Goodnight Irene, my “Other Mother”
Irene Deberry, age 76, passed from this life to the next on Friday, July 27.
You likely have no idea who she was, but I do. She helped raise me. For much of my childhood, Irene spent as many hours with me as my mother did. Both my parents worked, and worked hard, so Irene was our “maid.” During work hours, from Monday morning until Friday afternoon, Irene Deberry might as well have been my mother. She loved me, cared for me, and taught me about life and faith.
I saw the movie The Help (3 times). Irene’s place in our home bore zero resemblance to the ugly racism in that movie. Disrespect was not an option. Ever. Once when Irene told me it was time for me to “pick up my room,” I told her that’s what she was paid to do. I immediately regretted it. First, because I could tell that it hurt her feelings. And secondly, because I knew what was probably coming. Sure enough, a few minutes later one of my parents made an unscheduled trip home. Let’s just say that I cleaned the room, tearfully apologized, and found it painful to sit down for the remainder of that day. And I never, ever, showed disrespect to Irene again.

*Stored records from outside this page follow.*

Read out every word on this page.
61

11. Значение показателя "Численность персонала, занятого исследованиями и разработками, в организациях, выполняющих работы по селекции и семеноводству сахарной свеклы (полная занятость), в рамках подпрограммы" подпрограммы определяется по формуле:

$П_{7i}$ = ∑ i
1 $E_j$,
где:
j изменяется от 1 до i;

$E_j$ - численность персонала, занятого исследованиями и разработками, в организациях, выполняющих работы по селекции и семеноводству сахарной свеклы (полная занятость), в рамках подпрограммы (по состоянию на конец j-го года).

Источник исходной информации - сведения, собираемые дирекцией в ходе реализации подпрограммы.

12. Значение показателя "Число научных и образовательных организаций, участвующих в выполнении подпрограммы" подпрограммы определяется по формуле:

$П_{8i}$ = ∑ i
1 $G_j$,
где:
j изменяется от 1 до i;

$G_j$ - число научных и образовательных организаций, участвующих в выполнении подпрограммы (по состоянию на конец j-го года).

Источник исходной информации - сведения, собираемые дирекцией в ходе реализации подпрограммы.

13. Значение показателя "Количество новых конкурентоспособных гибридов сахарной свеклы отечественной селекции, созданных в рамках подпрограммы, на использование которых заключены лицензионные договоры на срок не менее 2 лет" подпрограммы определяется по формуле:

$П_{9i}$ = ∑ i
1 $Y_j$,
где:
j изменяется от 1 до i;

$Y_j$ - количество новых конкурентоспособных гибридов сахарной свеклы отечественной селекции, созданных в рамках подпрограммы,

Irene taught me all kinds of things. Like not to walk between the laundry and the television while “her stories” were on. And she taught me an appreciation for a new genre of music: Wilson Pickett, James Brown, Aretha Franklin, Otis Redding. I learned to sing some church songs I’d never heard at First Baptist. I learned to turn off every appliance, stay away from the windows, keep my feet off the floor, and don’t talk during a bad storm. I’m still not sure about the feet and talking part, but Irene said so.
I think the most enduring lesson I learned from her was one my mother told me. She and ‘Rene went to the grocery store together every Friday afternoon. I think it was when ‘Rene got paid. Every Friday, they encountered a lady from a family in whose home she’d previously worked: a “blueblood” family, if there is such a thing in Conway. Every Friday, Irene would politely say, “Hello, Mrs. *******.” And every Friday, Mrs. ******** would refuse to acknowledge that the black lady had spoken to her publicly. She’d just look right past her.
Finally, my mother blurted out, “Why do you keep speaking to that stuck-up old @$#&?!” (You’d have to have known my mother). And here’s what ‘Rene said in response: “Mrs. Childs, the Lord Jesus don’t hold me responsible for what Mrs. ******* do. Just what I do.” Those words still ring in my ears some 40+ years later.
Enjoy Heaven, ‘Rene. Thank you for loving me like I was your own. I’m still trying to live up to the things you taught me. Especially that last part about remembering for what and for whom I answer to Jesus.